***
— Сегодня так много снега… Настоящее Белое Рождество, — шепчет Каменаши, высовывая руку из окна, и ловит снежинки, словно ребёнок, впервые увидевший снег. Джин сидит на диване, смотрит на него и широко улыбается. — Давно такого не было, — произносит он. — Но это и правда красиво. Казуя улыбается и, закрыв окно, медленно, по-кошачьи, подходит к дивану. Он садится к Аканиши на колени и кладёт ему на щёки свои руки. — Мокрые, — смеётся Джин. — И холодные. Давай согрею, — предлагает он и аккуратно сжимает чужие руки в своих ладонях. Он согревает их своим горячим дыханием и улыбается, видя благодарный блеск в глазах Казуи. Аканиши подаётся вперед и легко касается чужих губ, целуя очень нежно и осторожно. Каменаши отвечает на поцелуй так же легко и чувствует, как на его щёку ложится теплая рука, слегка поглаживая. — С Белым Рождеством, — шепчет Джин. — Запомни: я буду любить тебя вечно.Часть 1
30 ноября 2015 г. в 00:10
Каменаши редко брал трубку, если на дисплее высвечивался неизвестный номер. Позже он думал, что, наверное, не стоило её поднимать и в этот раз.

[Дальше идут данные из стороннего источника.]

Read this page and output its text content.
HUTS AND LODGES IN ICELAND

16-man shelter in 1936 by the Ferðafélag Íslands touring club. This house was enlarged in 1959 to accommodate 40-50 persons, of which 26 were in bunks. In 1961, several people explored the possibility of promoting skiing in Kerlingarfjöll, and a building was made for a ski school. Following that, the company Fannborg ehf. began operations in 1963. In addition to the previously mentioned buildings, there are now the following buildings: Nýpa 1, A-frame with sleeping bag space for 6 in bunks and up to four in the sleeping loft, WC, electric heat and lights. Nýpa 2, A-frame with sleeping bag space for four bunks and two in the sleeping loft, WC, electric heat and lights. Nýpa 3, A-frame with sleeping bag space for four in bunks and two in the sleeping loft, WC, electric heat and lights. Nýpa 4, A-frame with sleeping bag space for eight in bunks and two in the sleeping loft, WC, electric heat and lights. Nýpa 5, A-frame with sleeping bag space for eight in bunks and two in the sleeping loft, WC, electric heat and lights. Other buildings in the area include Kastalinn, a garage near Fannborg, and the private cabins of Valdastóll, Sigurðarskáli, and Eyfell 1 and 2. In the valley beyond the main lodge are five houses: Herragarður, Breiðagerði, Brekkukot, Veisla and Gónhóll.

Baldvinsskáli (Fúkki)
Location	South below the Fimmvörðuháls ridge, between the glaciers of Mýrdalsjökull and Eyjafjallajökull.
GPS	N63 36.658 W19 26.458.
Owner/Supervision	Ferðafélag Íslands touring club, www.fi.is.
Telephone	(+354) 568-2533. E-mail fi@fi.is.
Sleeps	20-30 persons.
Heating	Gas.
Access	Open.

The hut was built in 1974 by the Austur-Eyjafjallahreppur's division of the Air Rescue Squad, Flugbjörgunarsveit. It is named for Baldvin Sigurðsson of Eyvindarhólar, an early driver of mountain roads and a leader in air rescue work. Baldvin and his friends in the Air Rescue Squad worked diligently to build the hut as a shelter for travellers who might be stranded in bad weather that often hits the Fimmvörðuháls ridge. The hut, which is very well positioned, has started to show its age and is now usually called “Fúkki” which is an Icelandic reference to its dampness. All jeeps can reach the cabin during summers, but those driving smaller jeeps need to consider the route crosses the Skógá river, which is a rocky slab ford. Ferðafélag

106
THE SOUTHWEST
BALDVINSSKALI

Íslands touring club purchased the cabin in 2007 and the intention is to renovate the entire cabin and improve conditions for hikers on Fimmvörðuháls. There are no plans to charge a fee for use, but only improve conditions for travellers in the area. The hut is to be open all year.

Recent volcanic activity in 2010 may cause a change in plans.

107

— С Белым Рождеством, — хрипло и даже не поздоровавшись проговорил знакомый голос. Знакомый до боли, как будто из лёгких выкачали весь воздух.
Подкативший к горлу ком мешал говорить, и Казуя смог выдавить из себя только одно слово:
— Джин…
— Я… ты знаешь, что не силён в поздравлениях, — голос был слишком тихим, и Каменаши пришлось напрячь слух, чтобы услышать его. — Я просто хотел пожелать тебе счастья.
Сколько они уже не разговаривали? Год? Больше? Казуя попытался вспомнить, когда он слышал этот голос в последний раз. Рядом или по телефону – не важно. Это было так давно… А чувства, с таким трудом и болью подавлявшиеся в течение довольно длительного времени, вырвались наружу буквально за несколько несчастных секунд.
— Ты здесь? — спросил Джин очень тихо и осторожно. Так, будто никто не должен узнать об этом разговоре.
Каменаши кивнул, но тут же вспомнил, что его не видят.
— Да. Я слушаю тебя, — сказал он, надеясь, что голос не задрожит и не выдаст состояния своего обладателя.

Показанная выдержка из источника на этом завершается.